Mabuza, who said he was looking forward to the future under President Cyril Ramaphosa, has spent the first few weeks sorting out governance issues at the power utility and is continuing with disciplinary matters.

"We are very encouraged that what Cyril Ramaphosa told us to do at Eskom, he is doing in his own Cabinet," Mabuza said in reference to the removal of problematic executives at the national electricity supplier.

He acknowledged the need for job creation and skills development but said those who were employed must do their jobs properly. "In South Africa, it costs us twice as many people to produce half as much electricity as comparable electricity facilities. Eskom has 47,000 employees; people say we should only have 16,000."

Mabuza said when considering the issue of employment, business, labour and government needed to work together.

"We have to ask what is right for SA today. What are the margins we’re prepared to forego, what are the wages acceptable to take people off the street?"

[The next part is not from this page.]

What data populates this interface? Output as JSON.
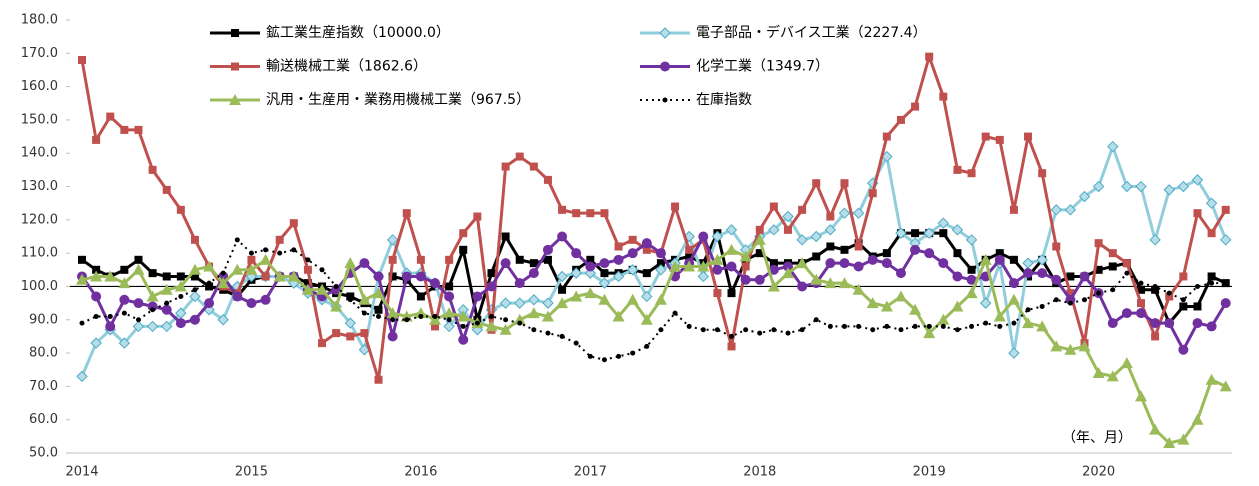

Anglo American CEO Mark Cutifani said the South African mining industry should be twice the size it is today but had lost out because of what happened during the past five years.

"We can turn it around, with policy certainty and working together," said Cutifani, who believes the country is ideally placed to create a global industry from its mineral resources.

He said the Mineral and Petroleum Resources Development Act and the Mining Charter could be part of a partnership framework that deals with the promotion of the country’s platinum industry.

Cutifani said from the mining industry’s point of view, SA’s future had just got a lot brighter.

He said mining industry leaders had met with the new minister, Gwede Mantashe.

"It was a great meeting, a meeting we’ve been looking for, for probably two to three years," he said.

Cutifani said Anglo had been doing a lot of work with the communities in which it operates. He said the company could not employ everyone, "but we can contribute to developing infrastructure and investing in skills to make a difference to those communities".

Public Enterprises Minister Pravin Gordhan told the conference the challenge with state-owned enterprises (SOEs) was "how to get them to play their economic and developmental role and make them more effective and efficient".

SOEs had to have credibility and integrity so there were not continuous questions asked about how procurement was done and deals made.